Objective 3 was to understand pathological mechanisms at synapses and to develop a new stem cell derived neuronal model for these investigations. We published a set of unique induced pluripotent stem cell lines (Toombs et al 2020) and have now used these to model synaptic effects of amyloid beta and tau. In collaboration with a biotech company, we observed that reducing voltage gated potassium channels Kv3.4 in a mouse model of Alzheimer’s ameliorated synapse loss and that challenging iPSC neurons with human Alzheimer’s brain homogenate caused a rapid decrease on Kv3.4 expression, perhaps as a compensatory mechanism for synaptotoxicity (Yeap et al 2022 Brain and Neuroscience Advances). We further observe that synaptic protein expression is changed in iPSC derived neurons in response to this human AD brain challenge (King et al 2022 MedRxiv). The final data analyses from the final 2 objectives ( 3b and 3c) using these neurons are in the final stages and I will finish the papers in the coming months.
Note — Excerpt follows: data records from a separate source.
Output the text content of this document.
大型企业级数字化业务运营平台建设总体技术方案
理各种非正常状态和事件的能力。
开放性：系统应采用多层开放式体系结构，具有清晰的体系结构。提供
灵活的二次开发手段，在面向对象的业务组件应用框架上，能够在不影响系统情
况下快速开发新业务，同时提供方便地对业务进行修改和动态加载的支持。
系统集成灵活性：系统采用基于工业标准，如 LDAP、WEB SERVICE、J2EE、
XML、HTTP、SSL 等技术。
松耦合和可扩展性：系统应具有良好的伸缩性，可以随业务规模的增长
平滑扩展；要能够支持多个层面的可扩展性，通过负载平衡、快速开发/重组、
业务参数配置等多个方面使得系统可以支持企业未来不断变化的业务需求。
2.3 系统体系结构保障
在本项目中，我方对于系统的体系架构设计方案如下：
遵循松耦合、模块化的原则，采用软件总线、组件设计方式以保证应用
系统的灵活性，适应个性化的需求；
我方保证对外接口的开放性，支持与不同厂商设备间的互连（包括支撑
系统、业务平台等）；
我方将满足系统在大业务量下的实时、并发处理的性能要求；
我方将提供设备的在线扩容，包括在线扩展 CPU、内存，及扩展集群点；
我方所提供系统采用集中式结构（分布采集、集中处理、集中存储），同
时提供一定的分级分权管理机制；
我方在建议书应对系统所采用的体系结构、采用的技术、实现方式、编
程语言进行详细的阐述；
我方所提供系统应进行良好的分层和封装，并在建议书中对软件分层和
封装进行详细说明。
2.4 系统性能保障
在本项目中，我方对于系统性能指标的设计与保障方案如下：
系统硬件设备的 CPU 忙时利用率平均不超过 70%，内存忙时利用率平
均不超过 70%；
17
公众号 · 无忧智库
We discovered novel mechanisms of synapse degeneration using several approaches throughout the project including the involvement of mitochondria in synapse degeneration (Pickett et al 2018 Acta Neuropath), collaborative work showing tau binding synaptogyrin 3 in synapses (Zhou et al 2017 Nature communications, McInnes et al 2018 Neuron, Largo-Barrientos et al 2021 Neuron)
Altogether, the ALZSYN project revealed complex interactions between amyloid beta and tau in synapse degeneration and revealed a role for microglia and astrocytes in the amyloid cascade. These results have led to over a dozen primary research papers on which I am first author, over a dozen papers on which we contributed related data as collaborators, and over a dozen invited editorials, reviews and commentaries in high profile journals including Science, Nature Reviews Neuroscience and Nature Neuroscience. In addition, this award was instrumental in leveraging over 2 million euros in further funding from national funding bodies, charities, and pharmaceutical companies. Further, our collaborative work including ALZSYN data have been instrumental in contributing to clinical trials of a drug (Izzo et al 2021Alzheimer’s and Dementia).
During this project, Prof Spires-Jones and team have expanded our brain bank of human tissue prepared for array tomography and electron microscopy which is a unique resource. This has generated collaborations worldwide and led to 6 peer reviewed publications during the tenure of this grant. Future work on the project includes using human stem cell derived neurons to better understand these processes and test potential treatments. We have also registered novel stem cell lines in HSPCreg that have been generated from the well characterized ageing cohort the Lothian Birth Cohort 1936.